John McQuaid from True Slant presented a more detailed assessment of the politics at play:
The U.S. military mission in Afghanistan – set to end next year – is faltering, Hamid Karzai is acting odder than usual, Congress is growing restive. Suddenly, the NYT runs a story quoting David Petraeus saying: Afghanistan has enormous strategic importance. …
Moreover, there’s a problem in the basic structure of the article as a traditional straight news story. Its point of view is: Here’s the paper of record telling you something new, and that’s all you need to know. But it presents its facts stripped of context essential to understand what’s actually happening.
The fact that Petraeus is quoted is still a giveaway: this is a politically important story that Pentagon officials want played up. They want it in the mix of the current debate on the Hill, in the push-and-pull between the White House and Defense Department, and in the public’s mind. Risen’s story makes no mention of this political background or how untapped mineral resources might figure in the Afghanistan policy debate.
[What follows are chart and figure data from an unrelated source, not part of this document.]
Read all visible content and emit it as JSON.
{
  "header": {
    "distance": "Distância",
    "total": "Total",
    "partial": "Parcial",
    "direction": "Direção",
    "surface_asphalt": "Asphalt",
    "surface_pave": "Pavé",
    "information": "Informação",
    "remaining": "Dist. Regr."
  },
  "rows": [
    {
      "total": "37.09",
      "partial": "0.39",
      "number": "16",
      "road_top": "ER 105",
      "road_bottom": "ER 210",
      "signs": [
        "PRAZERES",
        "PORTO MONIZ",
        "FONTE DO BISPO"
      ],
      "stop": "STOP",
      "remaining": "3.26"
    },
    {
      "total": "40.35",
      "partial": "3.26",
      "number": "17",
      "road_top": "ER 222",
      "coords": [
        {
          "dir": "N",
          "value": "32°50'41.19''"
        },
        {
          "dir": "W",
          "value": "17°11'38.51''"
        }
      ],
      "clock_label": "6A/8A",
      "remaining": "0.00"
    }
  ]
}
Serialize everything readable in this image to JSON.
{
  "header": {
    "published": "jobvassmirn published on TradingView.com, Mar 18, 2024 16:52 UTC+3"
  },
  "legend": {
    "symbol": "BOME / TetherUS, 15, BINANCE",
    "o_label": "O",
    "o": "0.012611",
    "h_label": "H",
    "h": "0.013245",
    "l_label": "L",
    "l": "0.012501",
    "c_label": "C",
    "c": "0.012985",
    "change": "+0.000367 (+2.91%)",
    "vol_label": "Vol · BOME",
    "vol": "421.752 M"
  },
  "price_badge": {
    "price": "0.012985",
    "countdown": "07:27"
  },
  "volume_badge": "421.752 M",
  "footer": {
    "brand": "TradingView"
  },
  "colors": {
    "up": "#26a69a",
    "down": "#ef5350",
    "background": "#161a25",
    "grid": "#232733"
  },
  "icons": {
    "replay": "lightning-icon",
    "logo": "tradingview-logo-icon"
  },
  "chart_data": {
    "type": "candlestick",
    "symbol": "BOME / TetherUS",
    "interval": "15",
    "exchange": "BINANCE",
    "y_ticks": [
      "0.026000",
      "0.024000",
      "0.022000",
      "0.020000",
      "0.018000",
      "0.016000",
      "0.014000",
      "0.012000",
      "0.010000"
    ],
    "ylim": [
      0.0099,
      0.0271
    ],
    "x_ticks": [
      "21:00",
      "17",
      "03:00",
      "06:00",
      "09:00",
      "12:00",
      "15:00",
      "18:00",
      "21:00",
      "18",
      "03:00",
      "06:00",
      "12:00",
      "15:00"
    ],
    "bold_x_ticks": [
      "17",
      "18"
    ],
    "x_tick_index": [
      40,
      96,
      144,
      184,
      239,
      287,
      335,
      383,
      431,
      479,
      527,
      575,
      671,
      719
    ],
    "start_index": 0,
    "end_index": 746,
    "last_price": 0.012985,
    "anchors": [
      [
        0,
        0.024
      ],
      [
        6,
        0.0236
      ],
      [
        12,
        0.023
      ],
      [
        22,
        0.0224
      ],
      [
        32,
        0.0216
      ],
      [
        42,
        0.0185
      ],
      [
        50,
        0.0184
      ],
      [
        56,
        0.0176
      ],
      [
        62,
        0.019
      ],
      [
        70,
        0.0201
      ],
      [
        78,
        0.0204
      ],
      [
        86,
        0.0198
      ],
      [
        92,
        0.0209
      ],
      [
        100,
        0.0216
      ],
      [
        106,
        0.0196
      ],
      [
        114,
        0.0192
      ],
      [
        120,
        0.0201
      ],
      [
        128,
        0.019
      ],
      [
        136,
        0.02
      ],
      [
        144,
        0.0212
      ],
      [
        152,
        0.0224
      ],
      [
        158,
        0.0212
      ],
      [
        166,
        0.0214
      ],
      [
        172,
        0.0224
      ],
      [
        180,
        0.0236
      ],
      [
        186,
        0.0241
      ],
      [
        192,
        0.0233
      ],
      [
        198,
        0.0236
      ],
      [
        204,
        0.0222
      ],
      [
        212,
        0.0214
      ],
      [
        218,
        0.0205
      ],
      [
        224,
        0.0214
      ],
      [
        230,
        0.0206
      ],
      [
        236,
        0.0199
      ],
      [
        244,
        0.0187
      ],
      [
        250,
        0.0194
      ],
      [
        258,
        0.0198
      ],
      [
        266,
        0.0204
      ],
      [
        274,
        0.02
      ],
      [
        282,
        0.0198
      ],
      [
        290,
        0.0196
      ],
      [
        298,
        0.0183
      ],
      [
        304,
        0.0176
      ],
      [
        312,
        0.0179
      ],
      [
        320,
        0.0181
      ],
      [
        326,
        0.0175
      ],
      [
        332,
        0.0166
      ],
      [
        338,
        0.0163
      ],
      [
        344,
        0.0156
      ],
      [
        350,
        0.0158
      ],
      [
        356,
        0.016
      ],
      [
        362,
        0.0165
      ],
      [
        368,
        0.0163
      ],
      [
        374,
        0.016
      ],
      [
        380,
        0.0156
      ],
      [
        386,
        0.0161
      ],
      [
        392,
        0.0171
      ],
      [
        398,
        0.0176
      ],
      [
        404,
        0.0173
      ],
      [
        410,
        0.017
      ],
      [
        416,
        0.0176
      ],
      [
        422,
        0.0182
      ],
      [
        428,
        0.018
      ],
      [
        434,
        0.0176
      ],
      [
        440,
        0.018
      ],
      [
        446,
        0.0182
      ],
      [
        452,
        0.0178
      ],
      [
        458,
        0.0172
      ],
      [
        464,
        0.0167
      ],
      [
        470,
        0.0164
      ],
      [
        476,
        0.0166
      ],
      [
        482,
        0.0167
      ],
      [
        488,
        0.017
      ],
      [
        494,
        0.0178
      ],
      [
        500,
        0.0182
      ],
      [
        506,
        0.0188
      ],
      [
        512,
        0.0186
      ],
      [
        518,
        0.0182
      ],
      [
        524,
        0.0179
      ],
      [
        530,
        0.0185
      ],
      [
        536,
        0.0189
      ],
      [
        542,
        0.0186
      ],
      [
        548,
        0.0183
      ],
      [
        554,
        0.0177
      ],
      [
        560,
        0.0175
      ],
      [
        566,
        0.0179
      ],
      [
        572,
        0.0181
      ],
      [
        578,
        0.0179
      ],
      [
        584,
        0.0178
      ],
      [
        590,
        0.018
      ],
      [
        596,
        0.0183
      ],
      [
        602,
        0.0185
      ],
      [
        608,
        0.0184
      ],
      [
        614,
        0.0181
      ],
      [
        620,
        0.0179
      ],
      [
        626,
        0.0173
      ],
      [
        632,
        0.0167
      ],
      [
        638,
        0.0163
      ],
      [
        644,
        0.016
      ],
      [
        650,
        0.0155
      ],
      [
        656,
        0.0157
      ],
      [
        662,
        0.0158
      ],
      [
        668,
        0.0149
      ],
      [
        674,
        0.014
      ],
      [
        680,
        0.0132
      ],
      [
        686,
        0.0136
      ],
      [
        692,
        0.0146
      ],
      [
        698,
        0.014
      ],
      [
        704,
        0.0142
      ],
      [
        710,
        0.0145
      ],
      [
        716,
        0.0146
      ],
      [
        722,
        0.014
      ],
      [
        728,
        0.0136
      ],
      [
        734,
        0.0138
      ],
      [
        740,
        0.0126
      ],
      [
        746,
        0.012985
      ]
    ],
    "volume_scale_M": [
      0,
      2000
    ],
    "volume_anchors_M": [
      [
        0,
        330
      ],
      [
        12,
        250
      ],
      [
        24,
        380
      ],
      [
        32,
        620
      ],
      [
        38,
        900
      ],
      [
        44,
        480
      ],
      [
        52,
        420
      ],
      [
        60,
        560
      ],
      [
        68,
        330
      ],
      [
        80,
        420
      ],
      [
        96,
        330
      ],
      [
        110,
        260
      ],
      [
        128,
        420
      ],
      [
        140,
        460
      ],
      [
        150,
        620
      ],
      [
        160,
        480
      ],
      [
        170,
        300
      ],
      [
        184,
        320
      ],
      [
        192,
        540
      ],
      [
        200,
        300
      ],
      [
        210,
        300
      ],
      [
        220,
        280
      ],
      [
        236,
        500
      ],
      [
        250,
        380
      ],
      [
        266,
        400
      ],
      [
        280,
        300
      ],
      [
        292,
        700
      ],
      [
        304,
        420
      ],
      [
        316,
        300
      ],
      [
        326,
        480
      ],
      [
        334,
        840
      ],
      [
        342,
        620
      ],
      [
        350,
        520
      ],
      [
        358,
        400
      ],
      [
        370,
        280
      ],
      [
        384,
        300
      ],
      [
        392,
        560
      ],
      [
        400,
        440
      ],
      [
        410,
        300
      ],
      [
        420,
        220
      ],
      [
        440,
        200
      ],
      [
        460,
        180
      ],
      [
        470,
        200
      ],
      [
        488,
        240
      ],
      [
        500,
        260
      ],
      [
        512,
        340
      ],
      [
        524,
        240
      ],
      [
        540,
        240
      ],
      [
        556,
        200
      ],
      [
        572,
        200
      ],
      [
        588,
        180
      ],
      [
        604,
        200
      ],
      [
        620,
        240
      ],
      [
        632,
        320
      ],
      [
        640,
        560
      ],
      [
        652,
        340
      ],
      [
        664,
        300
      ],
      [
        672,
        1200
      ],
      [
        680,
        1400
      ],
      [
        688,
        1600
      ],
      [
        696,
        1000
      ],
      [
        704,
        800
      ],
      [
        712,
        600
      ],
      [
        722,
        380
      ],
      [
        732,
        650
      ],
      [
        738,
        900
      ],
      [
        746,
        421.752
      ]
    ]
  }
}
Given that a New York Times story on it will automatically put the issue front and center, we were owed that context. Instead, the story takes place in a political vacuum.
And while the story takes pains to note the difficulty of getting $1 trillion in mineral resources out of the ground, that angle was still underplayed. Besides being politically frakked, Afghanistan has virtually no infrastructure. Who knows how many decades and untold billions would be required to even begin extracting gold and lithium on an economically meaningful scale? The $1 trillion figure will end up being a lot, lot less once you subtract the costs of extraction (and, let’s be honest, the impossible-to-quantify – lives of who knows how many Afghan miners, environmental damage, etc.).
So how might these mineral riches benefit Afghanistan? According to Los Angeles Times, the corruption of the US-backed Afghan government and the violence of the war makes that kind of development very unlikely:
“Sudan will host the Winter Olympics before these guys get a trillion dollars out of the ground,” said Luke Popovich of the National Mining Association, which represents U.S. mining companies.
Few experts disputed the conclusion that Afghanistan has immense mineral resources. But the Pentagon study, first reported by the New York Times, reported larger likely reserves than suggested by previous estimates. And experts said it will probably be years before the minerals can be profitably extracted because of the lack of infrastructure, mining know-how, security and a climate conducive to business.
The Afghan government is plagued by corruption, particularly involving officials who have dealt with mineral concessions. Many of the areas of mineral deposits are in south and east, centers of the insurgency, where little development of any kind has taken place.
Manuela Saftoiu Kumar contributed to this post.